Media Matters also began a weekly strategy call with the White House, which continues, joined by the liberal Center for American Progress think tank. Jen Psaki, Obama’s deputy communications director, was a frequent participant before she left for the private sector in October 2011.

MMFA is well aware that companies, networks, and radio stations could dismiss customer complaints about a commentator, for example, as coordinated liberal attacks that do not represent the consumers who watch and or listen to the programming that MMFA is targeting. MMFA admits that advertisers will begin to recognize our strategy and discount its impact.”

The section continues: “It is important to remember that advertisers support the network to sell a product. Fear that their brand will be tainted in a large segment of their market or general public will motivate them to drop Fox News. By creating unique coalitions representing a broad set of individuals, rather than the same handful of groups over and over again, supported by the polling data we obtain, we increase our chances to convince particular companies that the danger to their product is in a broad segment of the population, not just a select few who despise fox News.” 

(CON’T)

One such “unique” coalition that surfaced to call for Rush Limbaugh to be dropped from Armed Forces network was a left wing female veterans organization known as “Vote Vets.” Senator Carl Levin, Michigan Democrat and Chairman of the Senate Armed Services Committee, chimed in on Wednesday and reportedly said he would “love” to see Armed Forces Network drop the Rush Limbaugh show. 

“I think that is probably an issue that should be left to the folks that run that network,” Levin said. “In other words, I’d love to see them drop it but I don’t think I’d legislate it.”
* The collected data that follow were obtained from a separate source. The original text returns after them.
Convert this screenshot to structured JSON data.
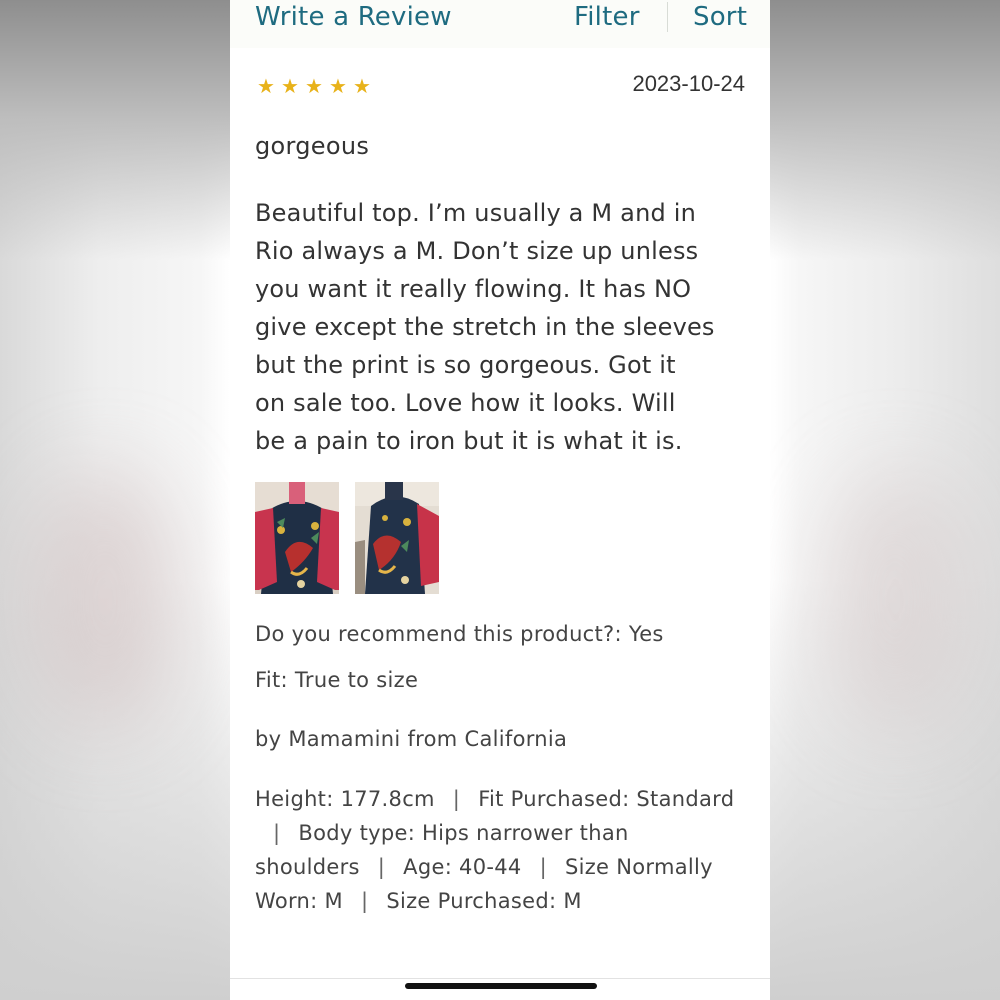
{
  "toolbar": {
    "write_review": "Write a Review",
    "filter": "Filter",
    "sort": "Sort"
  },
  "review": {
    "rating": 5,
    "rating_max": 5,
    "star_glyph": "★",
    "star_color": "#e8b21a",
    "date": "2023-10-24",
    "title": "gorgeous",
    "body": "Beautiful top. I’m usually a M and in\nRio always a M. Don’t size up unless\nyou want it really flowing. It has NO\ngive except the stretch in the sleeves\nbut the print is so gorgeous. Got it\non sale too. Love how it looks. Will\nbe a pain to iron but it is what it is.",
    "photos": [
      {
        "icon": "review-photo"
      },
      {
        "icon": "review-photo"
      }
    ],
    "recommend": "Do you recommend this product?: Yes",
    "fit": "Fit: True to size",
    "author": "by Mamamini from California",
    "details": [
      "Height: 177.8cm",
      "Fit Purchased: Standard",
      "Body type: Hips narrower than shoulders",
      "Age: 40-44",
      "Size Normally Worn: M",
      "Size Purchased: M"
    ],
    "detail_separator": "|"
  },
  "colors": {
    "link": "#1e6b80",
    "text": "#333333"
  }
}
Once again, although the MMFA report above, first shown to the public by The Daily Caller, weighs heavily on plans against the Fox News Channel, nonetheless the tactics have already been used against the network, radio personalities, and TV commentators on other cable news channels. And any journalist, media outlet, or media personality who thinks they may not be a target of such coordinated campaigns should think twice.